Stillness purifies the heart for illumination and cleanses it for glorification, which is why Hesychast prayer begins and ends with stillness. Stillness is the first practice of Hesychasm and the last. Stillness is the Alpha and Omega of glorification, the beginning and the end of glory’s consummate completeness and Great Peace. The heart turns and sees Christ in the midst, in whom the Name ‘I AM’ is revelatory, revealing the Father in the Spirit, through the Son. When the energies of noetic intelligence unite with God in the heart, God illumines and deifies the heart with uncreated energies of wisdom and glory. In silent self-recollection, the intelligence returns to God at centre, awakening to God hidden in the midst of the heart, an illumination that heals all kinds of degenerate dissipation and addictive disintegration. In stillness, the heart is restored to wholesome vision and union with God, and by abiding in God, is freed, integrated and healed.
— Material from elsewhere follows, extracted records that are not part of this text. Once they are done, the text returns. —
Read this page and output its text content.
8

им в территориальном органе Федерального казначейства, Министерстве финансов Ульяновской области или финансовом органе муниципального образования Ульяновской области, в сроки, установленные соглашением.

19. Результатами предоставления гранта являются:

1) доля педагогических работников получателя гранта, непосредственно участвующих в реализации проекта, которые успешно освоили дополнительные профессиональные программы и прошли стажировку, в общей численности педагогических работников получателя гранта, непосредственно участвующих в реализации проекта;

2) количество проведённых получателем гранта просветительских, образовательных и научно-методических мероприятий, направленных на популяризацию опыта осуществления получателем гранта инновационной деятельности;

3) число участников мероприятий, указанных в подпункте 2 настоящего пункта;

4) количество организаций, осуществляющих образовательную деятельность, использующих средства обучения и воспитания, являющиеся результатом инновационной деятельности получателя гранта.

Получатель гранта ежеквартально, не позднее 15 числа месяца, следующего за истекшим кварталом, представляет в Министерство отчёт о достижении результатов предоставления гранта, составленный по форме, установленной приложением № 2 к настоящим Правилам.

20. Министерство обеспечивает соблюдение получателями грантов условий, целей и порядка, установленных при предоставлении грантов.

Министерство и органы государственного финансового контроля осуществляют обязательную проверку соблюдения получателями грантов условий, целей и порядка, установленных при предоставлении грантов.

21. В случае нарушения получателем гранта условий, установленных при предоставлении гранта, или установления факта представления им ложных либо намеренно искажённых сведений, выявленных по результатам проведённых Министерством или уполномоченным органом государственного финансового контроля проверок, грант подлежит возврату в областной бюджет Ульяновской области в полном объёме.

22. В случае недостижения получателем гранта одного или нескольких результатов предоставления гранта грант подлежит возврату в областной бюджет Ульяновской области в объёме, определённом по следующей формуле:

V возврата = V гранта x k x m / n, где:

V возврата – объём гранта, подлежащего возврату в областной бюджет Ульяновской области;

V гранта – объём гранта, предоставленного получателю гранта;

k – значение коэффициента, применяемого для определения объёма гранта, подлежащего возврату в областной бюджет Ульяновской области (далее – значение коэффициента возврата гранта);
Stillness restores the beauty of holiness flowing forth from the Father through the Son, serenely centres as stillness through the Son in the Father and restfully abides as stillness with the Spirit in the Son. Stillness quietly abides in Christ at centre, consciously aware of being aware of the completeness of Great Peace. This is the hallowing legacy of Orthodox Hesychasm and St Gregory Palamas, the grace of Holy Trinity lived as purification, illumination and glorification by elders on earth aligned with angels in heaven. This is Hesychast wisdom, communicated as living prophecy and assimilated as prayer in Spirit and Truth, which is the unceasing God-centred glorification of God by the Spirit, shared by awakened elders with awakening seers and illumined saints.